Ruthven laughed. “There is precious little of that to be had here. In fact, quite the reverse. This will bring nothing but shame to our folk. To treat a hero thus…”
“He was no hero,” Sarah said. “An invader. A fool. Taking that which was not his. He deserves this.” She turned back to the window. Ruthven and Elizabeth shared a look. In truth, and despite Ruthven’s statement to the contrary, they both felt the same, he thought.

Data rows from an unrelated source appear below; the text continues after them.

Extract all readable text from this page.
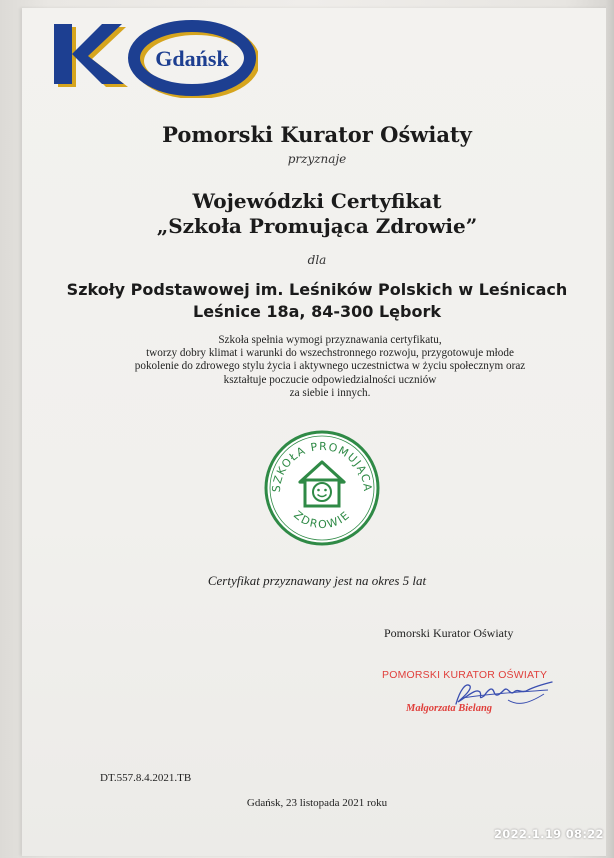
Gdańsk
Pomorski Kurator Oświaty
przyznaje
Wojewódzki Certyfikat
„Szkoła Promująca Zdrowie”
dla
Szkoły Podstawowej im. Leśników Polskich w Leśnicach
Leśnice 18a, 84-300 Lębork
Szkoła spełnia wymogi przyznawania certyfikatu,
tworzy dobry klimat i warunki do wszechstronnego rozwoju, przygotowuje młode
pokolenie do zdrowego stylu życia i aktywnego uczestnictwa w życiu społecznym oraz
kształtuje poczucie odpowiedzialności uczniów
za siebie i innych.
SZKOŁA PROMUJĄCA
ZDROWIE
Certyfikat przyznawany jest na okres 5 lat
Pomorski Kurator Oświaty
POMORSKI KURATOR OŚWIATY
Małgorzata Bielang
DT.557.8.4.2021.TB
Gdańsk, 23 listopada 2021 roku
2022.1.19 08:22
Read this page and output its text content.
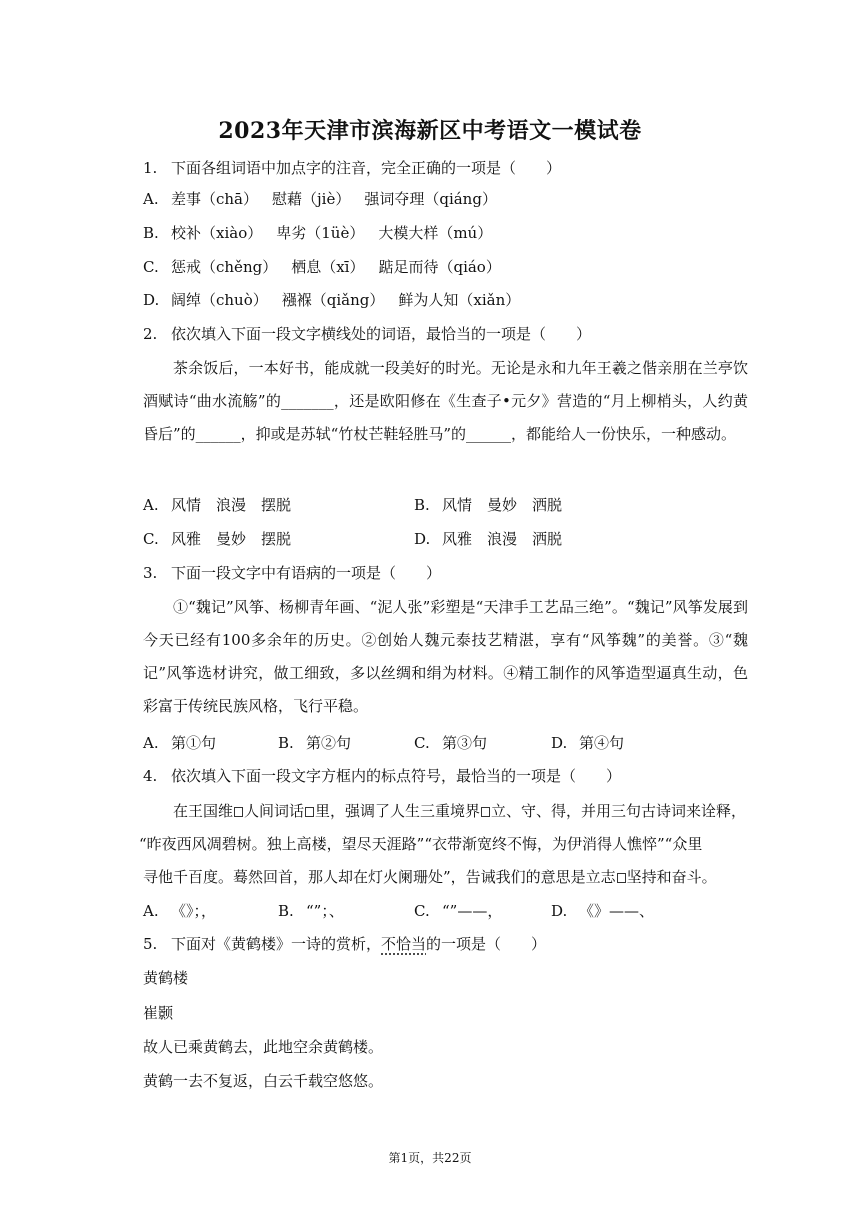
2023年天津市滨海新区中考语文一模试卷
1. 下面各组词语中加点字的注音，完全正确的一项是（　　）
A. 差事（chā） 慰藉（jiè） 强词夺理（qiáng）
B. 校补（xiào） 卑劣（1üè） 大模大样（mú）
C. 惩戒（chěng） 栖息（xī） 踮足而待（qiáo）
D. 阔绰（chuò） 襁褓（qiǎng） 鲜为人知（xiǎn）
2. 依次填入下面一段文字横线处的词语，最恰当的一项是（　　）
茶余饭后，一本好书，能成就一段美好的时光。无论是永和九年王羲之偕亲朋在兰亭饮酒赋诗“曲水流觞”的_______，还是欧阳修在《生查子•元夕》营造的“月上柳梢头，人约黄昏后”的______，抑或是苏轼“竹杖芒鞋轻胜马”的______，都能给人一份快乐，一种感动。
A. 风情　浪漫　摆脱	B. 风情　曼妙　洒脱
C. 风雅　曼妙　摆脱	D. 风雅　浪漫　洒脱
3. 下面一段文字中有语病的一项是（　　）
①“魏记”风筝、杨柳青年画、“泥人张”彩塑是“天津手工艺品三绝”。“魏记”风筝发展到今天已经有100多余年的历史。②创始人魏元泰技艺精湛，享有“风筝魏”的美誉。③“魏记”风筝选材讲究，做工细致，多以丝绸和绢为材料。④精工制作的风筝造型逼真生动，色彩富于传统民族风格，飞行平稳。
A. 第①句	B. 第②句	C. 第③句	D. 第④句
4. 依次填入下面一段文字方框内的标点符号，最恰当的一项是（　　）
在王国维 人间词话 里，强调了人生三重境界 立、守、得，并用三句古诗词来诠释，
“昨夜西风凋碧树。独上高楼，望尽天涯路”“衣带渐宽终不悔，为伊消得人憔悴”“众里
寻他千百度。蓦然回首，那人却在灯火阑珊处”，告诫我们的意思是立志 坚持和奋斗。
A. 《》；，	B. “”；、	C. “”——，	D. 《》——、
5. 下面对《黄鹤楼》一诗的赏析，不恰当的一项是（　　）
黄鹤楼
崔颢
故人已乘黄鹤去，此地空余黄鹤楼。
黄鹤一去不复返，白云千载空悠悠。
第1页，共22页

Dracula, for all his power, had been nothing more than another foreign invader, no different to the Vikings, or the Normans. A demanding potentate, seeking fresh fields of plunder. If the humans hadn’t done for him, others might well have. Or perhaps not, he mused. Vampires were not one mind, or one people. They were infinite and varied, with a thousand permutations, every single one of them a unique manifestation of sin and deviltry. Some rose with the moon; others were no more substantial than an ill-breeze; still others loped as wolves or flew as bats; he himself could no more alter his shape than could a stone, but like a stone, he was stronger than he appeared.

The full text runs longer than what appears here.